About 3,790 new jobs have been created in Swansea through projects supported by EU funding between 2007-2013, according to Welsh Government statistics.
While some in the city are concerned about what will happen when that cash is no longer available, others believe people will ultimately be better off.
Leave voter Tim Jones, 50, owns a sweet shop in Swansea Market, he said things had been much quieter in the city centre since the EU referendum in June.
"I initially voted to leave, but Europe are not going to let us go easily," he said.
"They are going to make it hard for us and make an example of us.
"But, on a more positive note, if the pound is weak we can export products more."
David Evanson, 61, voted remain. He is disappointed with the outcome and thinks Wales will be worse off.
"Leaving the EU will not help people round here," he said.

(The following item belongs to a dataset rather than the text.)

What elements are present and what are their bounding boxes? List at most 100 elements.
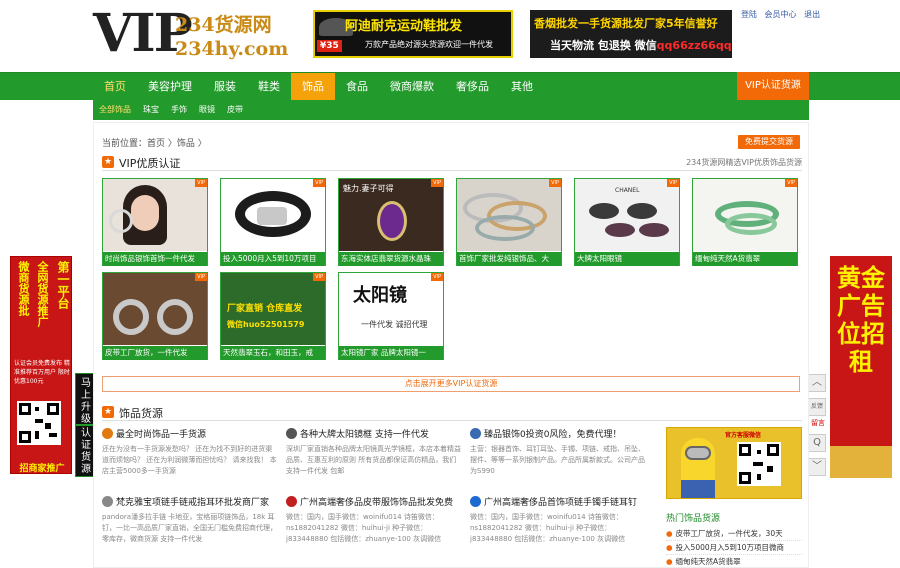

"It will do more stuff for England than for us. You look around Swansea, if we were still in the EU it would help us with money for projects.
"I think probably the Boulevard Project [a project to improve links between the centre of Swansea and its waterfront] won't happen now.
"I'm definitely worried about the future."
Della Thomas, of Marr Harris cheese stall, said there had been a lot of scaremongering about rising prices after Brexit but she thinks people will be better off.
"We want to leave as soon as possible to get on with our lives," she said.
"I think it is great for the country to regain our independence and stand up to other countries."
"Over the years it definitely will mean more people will appreciate what we have got in our own country and see what's on offer."
She said leaving the EU would mean people would eat seasonal produce and not "strawberries in winter".
Fifth generation family butcher Stuart Colley, 38, who did not vote in the referendum, wants some clarity over what will happen next.
"Politicians are trying to say it's going to benefit us because the money we put into it, but they are not saying how much we are going to be better off by when we come out, and what it will be spent on," said the owner of Abrahams and Family butchers.
"It is all very confusing, I think it is going to benefit the politicians and not the people.
"I just want it to be fair."
Tanya Swistun, of Penclawdd Cockles and Laverbread stall, said: "I still want to leave, I don't know anything about it.
"We won't know what it means until we are not in it."
Her mum, a cockle picker, voted to leave via postal vote ahead of 23 June, but died before the outcome of the vote was known.
"She sent her vote off by post but did not live long enough to see the result - she would have been pleased."